Software developer Adobe takes a decentralized approach, essentially letting ideas prioritize themselves. Employees trained through its Kickbox Innovation Workshop are sent away with a $1,000 prepaid credit card to spend developing and testing an idea. The impetus behind Kickbox was to do “more experiments, faster, for less money,” says Adobe’s Chief Strategist and VP of Creativity Mark Randall, who oversees Kickbox. “We weren’t failing enough, and we weren’t driving enough divergent, wild things.” Instead of seeking singular approval from management, Kickbox shifts the emphasis to customer feedback, Randall says, noting that Adobe’s KnowHow, a video tutorial site (and graduate of Kickbox) was up and running with 40,000 users before he even knew about it. (Here’s more detail on how the Kickbox program works.)

Intuit, through a program called Lean StartIN (previous coverage here), trains employees on how to test their own ideas and gather data from the marketplace. “Ideas are a dime a dozen,” Hugh Molotsi, head of Intuit Labs, said last week at the InnoLead Field Study. “The question is, how do you turn an idea into an experiment?” Experiments are designed specifically to learn something about customer needs or behavior, he said, which can guide future development or investment. “If the results are exactly what you’d expected, then you didn’t learn anything,” says Molotsi.

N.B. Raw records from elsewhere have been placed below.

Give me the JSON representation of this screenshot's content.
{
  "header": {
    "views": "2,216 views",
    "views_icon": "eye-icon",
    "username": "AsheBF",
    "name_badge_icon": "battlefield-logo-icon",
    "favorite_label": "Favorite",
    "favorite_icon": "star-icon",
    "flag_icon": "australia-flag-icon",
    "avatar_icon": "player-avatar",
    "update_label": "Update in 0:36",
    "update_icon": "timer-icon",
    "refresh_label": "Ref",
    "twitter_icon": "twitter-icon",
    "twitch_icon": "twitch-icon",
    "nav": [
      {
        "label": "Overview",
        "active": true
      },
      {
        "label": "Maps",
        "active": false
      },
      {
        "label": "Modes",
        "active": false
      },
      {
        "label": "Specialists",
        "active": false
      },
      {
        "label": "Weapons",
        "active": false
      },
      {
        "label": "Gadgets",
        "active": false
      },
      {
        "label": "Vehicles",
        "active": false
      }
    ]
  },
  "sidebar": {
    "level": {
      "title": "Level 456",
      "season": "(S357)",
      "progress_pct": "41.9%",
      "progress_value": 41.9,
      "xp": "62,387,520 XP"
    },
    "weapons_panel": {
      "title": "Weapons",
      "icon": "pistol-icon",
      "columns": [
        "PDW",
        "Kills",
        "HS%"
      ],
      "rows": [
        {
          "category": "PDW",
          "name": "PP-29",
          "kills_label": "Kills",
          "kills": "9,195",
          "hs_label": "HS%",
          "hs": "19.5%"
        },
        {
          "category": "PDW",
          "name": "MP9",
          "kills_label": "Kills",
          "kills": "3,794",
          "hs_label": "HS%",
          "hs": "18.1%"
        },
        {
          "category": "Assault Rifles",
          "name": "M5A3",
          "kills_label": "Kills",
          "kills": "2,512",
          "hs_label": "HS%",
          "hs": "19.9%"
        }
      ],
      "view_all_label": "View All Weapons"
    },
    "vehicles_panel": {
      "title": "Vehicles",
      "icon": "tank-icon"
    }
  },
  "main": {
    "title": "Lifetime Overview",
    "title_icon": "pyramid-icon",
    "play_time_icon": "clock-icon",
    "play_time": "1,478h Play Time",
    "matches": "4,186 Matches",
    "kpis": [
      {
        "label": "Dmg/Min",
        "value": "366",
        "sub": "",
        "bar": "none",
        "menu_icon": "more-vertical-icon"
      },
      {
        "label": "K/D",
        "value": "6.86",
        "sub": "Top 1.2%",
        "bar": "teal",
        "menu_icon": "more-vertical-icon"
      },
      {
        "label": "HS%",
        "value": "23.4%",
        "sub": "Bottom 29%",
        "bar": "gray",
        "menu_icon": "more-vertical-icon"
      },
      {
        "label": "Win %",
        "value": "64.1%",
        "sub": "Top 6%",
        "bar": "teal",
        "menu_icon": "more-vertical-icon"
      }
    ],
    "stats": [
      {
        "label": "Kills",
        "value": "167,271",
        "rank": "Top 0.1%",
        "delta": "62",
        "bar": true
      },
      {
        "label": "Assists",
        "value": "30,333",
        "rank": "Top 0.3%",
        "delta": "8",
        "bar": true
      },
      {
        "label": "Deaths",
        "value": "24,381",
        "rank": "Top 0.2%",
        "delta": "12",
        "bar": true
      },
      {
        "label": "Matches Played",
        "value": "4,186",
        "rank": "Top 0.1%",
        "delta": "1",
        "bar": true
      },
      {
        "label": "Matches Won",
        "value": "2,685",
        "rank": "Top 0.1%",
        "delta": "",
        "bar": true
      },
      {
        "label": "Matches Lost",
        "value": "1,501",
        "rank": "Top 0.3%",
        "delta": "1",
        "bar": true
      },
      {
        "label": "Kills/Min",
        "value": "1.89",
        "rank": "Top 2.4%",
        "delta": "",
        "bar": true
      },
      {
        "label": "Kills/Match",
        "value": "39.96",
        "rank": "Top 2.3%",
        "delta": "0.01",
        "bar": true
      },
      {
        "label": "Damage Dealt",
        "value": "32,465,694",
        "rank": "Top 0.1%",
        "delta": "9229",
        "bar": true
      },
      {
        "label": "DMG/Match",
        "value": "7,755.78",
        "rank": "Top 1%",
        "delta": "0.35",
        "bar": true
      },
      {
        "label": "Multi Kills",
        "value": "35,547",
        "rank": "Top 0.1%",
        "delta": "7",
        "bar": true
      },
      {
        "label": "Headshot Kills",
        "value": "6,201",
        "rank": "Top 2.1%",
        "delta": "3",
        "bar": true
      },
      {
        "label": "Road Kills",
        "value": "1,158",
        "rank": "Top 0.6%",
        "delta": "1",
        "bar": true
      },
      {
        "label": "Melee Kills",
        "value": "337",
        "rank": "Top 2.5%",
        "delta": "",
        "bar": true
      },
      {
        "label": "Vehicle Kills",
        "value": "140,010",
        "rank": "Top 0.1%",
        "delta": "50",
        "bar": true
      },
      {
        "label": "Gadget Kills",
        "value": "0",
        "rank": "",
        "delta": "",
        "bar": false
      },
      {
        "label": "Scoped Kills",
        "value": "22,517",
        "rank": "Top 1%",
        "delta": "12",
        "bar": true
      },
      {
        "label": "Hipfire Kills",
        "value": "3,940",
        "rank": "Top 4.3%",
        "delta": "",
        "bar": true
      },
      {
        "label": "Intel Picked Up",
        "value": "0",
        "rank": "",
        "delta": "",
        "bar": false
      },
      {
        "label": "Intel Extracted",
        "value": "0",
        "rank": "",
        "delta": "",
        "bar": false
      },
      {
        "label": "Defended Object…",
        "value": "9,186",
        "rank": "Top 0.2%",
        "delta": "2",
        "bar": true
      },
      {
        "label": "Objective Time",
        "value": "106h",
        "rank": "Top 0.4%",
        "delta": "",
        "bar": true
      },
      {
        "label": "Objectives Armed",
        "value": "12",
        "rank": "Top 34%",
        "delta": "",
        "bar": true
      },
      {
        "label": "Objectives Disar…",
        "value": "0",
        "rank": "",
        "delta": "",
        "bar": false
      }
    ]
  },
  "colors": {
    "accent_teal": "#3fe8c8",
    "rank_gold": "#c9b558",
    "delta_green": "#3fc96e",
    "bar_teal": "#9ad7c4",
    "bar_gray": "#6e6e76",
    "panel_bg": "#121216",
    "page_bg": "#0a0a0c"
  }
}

It can be easy to create stage-gates or scoring systems that add time and complexity to idea sorting. But Calpino at Kraft Foods says it’s crucial to test consumer appeal early. “It’s very common in my experience for companies to get enamored with ideas, because they fall in love with the technology or they fall in love with it from their own personal life experience, which almost never comes close to that of our typical consumer,” Calpino says. “Having an early metric of consumer appeal keeps us grounded in reality.”